The Pirates signed him as a free agent on March 9, 1918. He was 35 years old and 15 years of catching had worn him down by then, so he was well past his prime. He hit .155 in 24 games before Pittsburgh released him on July 15th. They noted that he provided excellent veteran leadership, but the Pirates brought back long-time outfielder/third baseman Tommy Leach a few weeks earlier, so he assumed that role for the young players. The Pirates also catcher Fred Blackwell back from the Army as a capable backup, so he was filling that role ahead of Archer at the time. Archer played briefly later in 1918 for the Brooklyn Robins, then for the Cincinnati Reds, before he decided to call it a career. In 847 Major League games, he was a .249 career hitter with 299 RBIs and 247 runs scored.

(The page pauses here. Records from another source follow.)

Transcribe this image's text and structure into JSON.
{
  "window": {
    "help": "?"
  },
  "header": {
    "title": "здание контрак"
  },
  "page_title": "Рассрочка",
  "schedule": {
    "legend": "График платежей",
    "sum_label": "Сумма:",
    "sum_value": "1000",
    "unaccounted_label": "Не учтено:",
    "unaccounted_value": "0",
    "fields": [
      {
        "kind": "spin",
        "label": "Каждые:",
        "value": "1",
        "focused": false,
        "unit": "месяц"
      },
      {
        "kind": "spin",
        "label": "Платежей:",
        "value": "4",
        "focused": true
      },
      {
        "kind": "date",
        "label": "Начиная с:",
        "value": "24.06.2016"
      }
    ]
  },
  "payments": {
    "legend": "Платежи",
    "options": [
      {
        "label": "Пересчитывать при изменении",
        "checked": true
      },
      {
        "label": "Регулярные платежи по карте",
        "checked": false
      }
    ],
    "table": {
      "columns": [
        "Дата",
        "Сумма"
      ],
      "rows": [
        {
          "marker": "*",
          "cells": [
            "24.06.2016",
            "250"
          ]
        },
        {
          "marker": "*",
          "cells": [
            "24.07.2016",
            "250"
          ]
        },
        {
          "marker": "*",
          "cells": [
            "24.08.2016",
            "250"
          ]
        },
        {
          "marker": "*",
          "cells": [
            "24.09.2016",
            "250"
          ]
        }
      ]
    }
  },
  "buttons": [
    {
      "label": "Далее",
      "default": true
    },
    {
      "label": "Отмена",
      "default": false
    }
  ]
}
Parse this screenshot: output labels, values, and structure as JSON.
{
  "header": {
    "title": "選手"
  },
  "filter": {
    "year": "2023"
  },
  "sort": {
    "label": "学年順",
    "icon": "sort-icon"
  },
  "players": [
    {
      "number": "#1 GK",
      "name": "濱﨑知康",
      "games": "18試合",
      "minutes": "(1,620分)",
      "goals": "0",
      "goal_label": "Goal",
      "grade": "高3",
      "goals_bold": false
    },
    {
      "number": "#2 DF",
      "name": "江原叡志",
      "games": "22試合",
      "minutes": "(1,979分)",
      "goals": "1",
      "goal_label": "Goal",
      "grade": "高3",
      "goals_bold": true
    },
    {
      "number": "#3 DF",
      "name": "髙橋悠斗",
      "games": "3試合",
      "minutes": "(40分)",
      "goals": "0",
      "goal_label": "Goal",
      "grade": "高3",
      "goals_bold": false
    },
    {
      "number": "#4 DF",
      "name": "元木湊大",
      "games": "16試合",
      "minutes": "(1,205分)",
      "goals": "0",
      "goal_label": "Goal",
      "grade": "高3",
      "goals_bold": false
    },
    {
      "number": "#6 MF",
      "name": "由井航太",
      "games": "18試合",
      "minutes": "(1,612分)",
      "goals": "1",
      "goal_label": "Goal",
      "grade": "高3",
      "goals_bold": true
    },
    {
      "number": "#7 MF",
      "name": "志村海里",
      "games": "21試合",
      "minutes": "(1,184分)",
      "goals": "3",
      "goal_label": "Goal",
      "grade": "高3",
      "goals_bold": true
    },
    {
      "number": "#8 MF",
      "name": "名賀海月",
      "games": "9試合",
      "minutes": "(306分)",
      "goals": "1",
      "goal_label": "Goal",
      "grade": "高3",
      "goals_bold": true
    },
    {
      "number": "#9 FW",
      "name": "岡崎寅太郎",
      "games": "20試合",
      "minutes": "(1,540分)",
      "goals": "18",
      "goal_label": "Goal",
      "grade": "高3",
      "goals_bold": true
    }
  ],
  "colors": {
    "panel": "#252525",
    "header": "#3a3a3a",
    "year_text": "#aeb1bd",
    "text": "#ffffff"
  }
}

He hit just 16 homers in his career, though at one point four of his homers in a row came off of Hall of Fame pitchers, Christy Mathewson, Grover Alexander, Eppa Rixey and Rube Marquard.

The Game

The Pirates took on the Cleveland Spiders on May 13, 1892 with Elmer “Mike” Smith on the mound. Smith was just one year away from becoming a star outfielder for the Pirates, but in 1892 he was trying to make a comeback to the majors as a pitcher. He won 34 games as a 19-year-old in 1887, yet three years later he was back in the minors for two full seasons (1890-91). The Pirates lost 6-1 on this day, although it could actually be considered a win, as Smith was hit hard. He would make just 11 more starts before becoming a full-time outfielder, then over the next five seasons for the Pirates, he would hit .336 with 152 steals, 558 runs scored and 406 RBIs.

The starter for Cleveland that day was Denton True Young, the papers referred to him as Farmer Young back then but he is more well-known as Cy Young. The Pirates made seven errors during this game. They had two Hall of Famers in their lineup, with Jake Beckley at first base and Connie Mack was Smith’s catcher. Ed Swartwood played right field and batted sixth that day for the Pirates in one of his last Major League games. He was the first batter in franchise history ten years earlier on May 2, 1882 and he had returned to the team after an eight-year absence. He went hitless on the day, but he drew two walks. Center fielder Pop Corkhill got a lot of praise for three outstanding catches (two with multiple runners on base), which helped keep this game from being a blowout. He also drove in the only run for the Pirates.